Título: MP fecha o cerco ao valerioduto
Autor: Jailton de Carvalho
Fonte: O Globo, 09/04/2006, O País, p. 3

Procurador-geral decide oferecer denúncia contra maioria dos envolvidos no escândalo

Depois de quase um ano da mais abrangente e sigilosa investigação do Ministério Público, o procurador-geral da República, Antônio Fernando de Souza, decidiu oferecer denúncia contra a maioria dos parlamentares e dirigentes partidários acusados de receber repasses de caixa dois do PT por intermédio do empresário Marcos Valério. Antônio Fernando e um grupo de três procuradores trabalham intensamente para concluir até o fim deste mês a peça de acusação que pode levar à cadeia empresários, doleiros e políticos que, até recentemente, gozavam de prestígio e influência nacional.

O escândalo do mensalão devastou o núcleo central do governo Lula, abriu uma crise sem precedentes no PT e atingiu duramente amplos setores do Congresso. Antônio Fernando tem evitado fazer comentários sobre o andamento da apuração, mas segundo um de seus interlocutores, o procurador-geral está elaborando uma denúncia de muito mais impacto que as acusações formuladas pelo deputado Osmar Serraglio (PMDB-PR) no relatório final da CPI dos Correios. O objetivo do procurador-geral é destrinchar as relações perigosas do ex-tesoureiro do PT Delúbio Soares com Marcos Valério e a base governista, e preparar as bases para punições exemplares dos envolvidos. Mas o procurador-geral encara o inquérito sobre o escândalo mais rumoroso do governo Lula como um desafio para provar que o Ministério Público sabe e pode investigar qualquer crime.

¿ Quando a denúncia for tornada pública, vai ficar claro que o Ministério Público investiga muito bem ¿ disse um dos auxiliares de Antônio Fernando.
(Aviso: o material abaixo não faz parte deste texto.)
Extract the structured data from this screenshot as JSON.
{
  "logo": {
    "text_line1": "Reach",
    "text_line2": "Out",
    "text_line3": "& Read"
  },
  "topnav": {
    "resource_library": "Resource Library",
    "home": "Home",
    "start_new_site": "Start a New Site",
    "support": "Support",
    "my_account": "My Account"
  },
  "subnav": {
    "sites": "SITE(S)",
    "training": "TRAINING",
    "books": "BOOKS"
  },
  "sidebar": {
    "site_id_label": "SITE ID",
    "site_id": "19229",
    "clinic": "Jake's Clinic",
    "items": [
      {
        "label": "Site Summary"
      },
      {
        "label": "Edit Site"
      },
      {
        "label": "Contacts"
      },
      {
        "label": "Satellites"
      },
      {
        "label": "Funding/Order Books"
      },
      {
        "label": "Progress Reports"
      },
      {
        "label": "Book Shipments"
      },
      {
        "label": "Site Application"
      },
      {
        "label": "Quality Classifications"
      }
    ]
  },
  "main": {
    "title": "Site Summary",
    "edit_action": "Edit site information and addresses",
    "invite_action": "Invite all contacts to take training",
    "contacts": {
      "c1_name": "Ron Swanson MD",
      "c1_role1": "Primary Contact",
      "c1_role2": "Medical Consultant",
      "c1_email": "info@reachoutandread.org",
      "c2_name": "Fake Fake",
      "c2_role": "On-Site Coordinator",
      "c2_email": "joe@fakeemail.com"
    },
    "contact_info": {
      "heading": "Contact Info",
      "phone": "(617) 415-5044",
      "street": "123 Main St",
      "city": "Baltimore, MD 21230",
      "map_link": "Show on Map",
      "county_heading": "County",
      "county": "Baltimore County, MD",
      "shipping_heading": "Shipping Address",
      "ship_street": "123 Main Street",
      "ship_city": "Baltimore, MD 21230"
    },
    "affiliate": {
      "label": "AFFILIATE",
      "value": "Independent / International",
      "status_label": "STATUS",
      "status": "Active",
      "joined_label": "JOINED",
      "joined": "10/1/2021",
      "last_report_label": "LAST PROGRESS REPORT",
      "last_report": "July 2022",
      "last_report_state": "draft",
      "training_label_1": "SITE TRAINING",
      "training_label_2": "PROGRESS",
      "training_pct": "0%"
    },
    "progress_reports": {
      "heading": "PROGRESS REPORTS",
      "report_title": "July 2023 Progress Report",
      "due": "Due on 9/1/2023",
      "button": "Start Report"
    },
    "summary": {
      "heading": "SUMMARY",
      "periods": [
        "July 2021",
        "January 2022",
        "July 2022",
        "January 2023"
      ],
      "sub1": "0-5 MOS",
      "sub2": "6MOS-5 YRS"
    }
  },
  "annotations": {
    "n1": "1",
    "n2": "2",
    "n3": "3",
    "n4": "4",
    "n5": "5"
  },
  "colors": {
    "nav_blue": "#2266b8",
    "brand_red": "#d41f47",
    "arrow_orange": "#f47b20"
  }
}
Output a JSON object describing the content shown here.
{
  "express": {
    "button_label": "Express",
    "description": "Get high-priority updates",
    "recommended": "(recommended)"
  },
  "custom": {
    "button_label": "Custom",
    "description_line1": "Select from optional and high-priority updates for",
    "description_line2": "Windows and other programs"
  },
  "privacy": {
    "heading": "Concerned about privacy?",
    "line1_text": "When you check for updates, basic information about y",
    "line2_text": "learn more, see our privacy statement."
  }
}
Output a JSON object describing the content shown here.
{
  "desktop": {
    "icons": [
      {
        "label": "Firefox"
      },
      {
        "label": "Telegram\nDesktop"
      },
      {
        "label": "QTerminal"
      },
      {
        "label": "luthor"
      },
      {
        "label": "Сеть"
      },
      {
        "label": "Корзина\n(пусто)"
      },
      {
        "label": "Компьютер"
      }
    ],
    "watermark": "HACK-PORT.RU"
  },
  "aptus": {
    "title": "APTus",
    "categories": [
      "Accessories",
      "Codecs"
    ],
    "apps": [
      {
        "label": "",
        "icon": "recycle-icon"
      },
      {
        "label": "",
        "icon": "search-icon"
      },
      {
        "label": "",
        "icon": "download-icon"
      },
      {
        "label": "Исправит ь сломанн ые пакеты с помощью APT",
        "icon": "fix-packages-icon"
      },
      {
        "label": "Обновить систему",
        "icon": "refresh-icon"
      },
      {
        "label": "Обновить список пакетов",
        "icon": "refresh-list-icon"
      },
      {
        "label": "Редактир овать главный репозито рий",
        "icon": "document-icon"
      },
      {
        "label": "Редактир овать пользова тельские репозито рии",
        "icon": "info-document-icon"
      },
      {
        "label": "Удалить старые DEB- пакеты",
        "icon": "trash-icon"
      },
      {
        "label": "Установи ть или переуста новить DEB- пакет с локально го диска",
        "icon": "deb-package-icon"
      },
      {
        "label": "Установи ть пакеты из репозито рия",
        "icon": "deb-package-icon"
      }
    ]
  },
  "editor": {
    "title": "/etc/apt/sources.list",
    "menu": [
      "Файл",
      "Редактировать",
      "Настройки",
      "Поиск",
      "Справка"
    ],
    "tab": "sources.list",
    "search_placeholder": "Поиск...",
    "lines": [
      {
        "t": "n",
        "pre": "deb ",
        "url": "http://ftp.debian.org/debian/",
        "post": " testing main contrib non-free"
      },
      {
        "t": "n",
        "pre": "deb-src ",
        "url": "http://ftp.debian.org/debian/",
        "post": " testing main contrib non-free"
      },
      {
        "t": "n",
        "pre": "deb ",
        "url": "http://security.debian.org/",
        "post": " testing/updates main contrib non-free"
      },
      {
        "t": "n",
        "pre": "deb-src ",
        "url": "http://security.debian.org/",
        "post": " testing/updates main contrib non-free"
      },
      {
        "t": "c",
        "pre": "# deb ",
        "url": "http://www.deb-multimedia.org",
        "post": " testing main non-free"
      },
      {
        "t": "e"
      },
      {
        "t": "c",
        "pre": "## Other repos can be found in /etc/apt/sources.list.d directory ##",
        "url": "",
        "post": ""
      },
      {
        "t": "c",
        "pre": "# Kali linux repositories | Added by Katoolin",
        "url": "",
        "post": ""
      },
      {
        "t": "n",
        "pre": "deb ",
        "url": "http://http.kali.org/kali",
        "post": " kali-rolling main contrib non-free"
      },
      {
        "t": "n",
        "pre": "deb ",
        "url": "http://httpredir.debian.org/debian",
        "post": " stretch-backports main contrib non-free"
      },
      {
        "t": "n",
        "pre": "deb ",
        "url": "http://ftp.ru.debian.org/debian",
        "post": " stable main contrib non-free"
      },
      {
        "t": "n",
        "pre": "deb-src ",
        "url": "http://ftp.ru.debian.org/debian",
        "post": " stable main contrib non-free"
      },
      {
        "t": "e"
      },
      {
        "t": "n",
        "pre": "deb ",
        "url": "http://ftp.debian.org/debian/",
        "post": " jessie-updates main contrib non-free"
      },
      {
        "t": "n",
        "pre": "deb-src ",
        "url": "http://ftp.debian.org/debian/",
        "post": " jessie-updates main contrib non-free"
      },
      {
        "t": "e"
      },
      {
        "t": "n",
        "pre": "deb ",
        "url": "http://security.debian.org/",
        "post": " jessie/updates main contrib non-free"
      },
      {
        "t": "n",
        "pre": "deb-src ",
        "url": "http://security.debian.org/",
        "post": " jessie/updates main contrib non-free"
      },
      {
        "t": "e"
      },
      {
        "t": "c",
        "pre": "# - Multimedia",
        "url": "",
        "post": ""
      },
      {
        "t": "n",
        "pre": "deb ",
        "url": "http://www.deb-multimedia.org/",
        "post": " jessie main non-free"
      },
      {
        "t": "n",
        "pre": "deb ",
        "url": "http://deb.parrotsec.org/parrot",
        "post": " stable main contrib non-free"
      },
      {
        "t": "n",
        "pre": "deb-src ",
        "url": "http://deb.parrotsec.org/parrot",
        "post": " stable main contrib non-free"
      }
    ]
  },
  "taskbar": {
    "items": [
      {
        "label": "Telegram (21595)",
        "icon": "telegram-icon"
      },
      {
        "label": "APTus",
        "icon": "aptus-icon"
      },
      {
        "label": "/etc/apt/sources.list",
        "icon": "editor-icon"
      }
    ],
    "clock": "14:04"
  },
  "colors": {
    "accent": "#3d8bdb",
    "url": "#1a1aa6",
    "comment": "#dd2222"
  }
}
Decisão irrita delegados da PF

Parte da denúncia terá como base as investigações da equipe de mais de 20 policiais federais coordenada pelo delegado Luiz Flávio Zampronha. Para a polícia, nas diversas ramificações do valerioduto foram encontrados indícios de caixa dois, corrupção, sonegação fiscal, crimes contra o sistema financeiro e lavagem de dinheiro, entre outros crimes. São informações que permitiriam a responsabilização criminal do ex-presidente do PT José Genoino, de Delúbio Soares e de Marcos Valério, além de outros políticos apontados como operadores do caixa dois petista.

Em depoimento ao Ministério Público e à PF, Valério disse que fez empréstimos da ordem de R$55 milhões no Banco Rural e no BMG a pedido de Delúbio e com o conhecimento de Genoino e do ex-ministro Dirceu. O dinheiro, não declarado à Receita Federal e à Justiça Federal, foi distribuído entre parlamentares e assessores da base governista. Mas, mesmo citado por Valério, Dirceu pode ficar de fora da denúncia. Os investigadores do caso consideram que os indícios recolhidos até o momento não seriam suficientes para levar Dirceu às barras dos tribunais, como propôs a CPI dos Correios.

Gestão junto ao BC deve ser apurada

A decisão de Antônio Fernando de oferecer denúncia contra os beneficiários do valerioduto antes da conclusão do inquérito da PF irritou os delegados encarregados de investigar o suposto mensalão. Para eles, Antônio Fernando está se precipitando e, com isso, corre o risco de deixar alguns braços do valerioduto sem a devida explicação. Para a polícia falta ainda demonstrar, com clareza, a origem do dinheiro e os reais interesses de Valério ao emprestar dinheiro e prestígio de suas empresas ao PT.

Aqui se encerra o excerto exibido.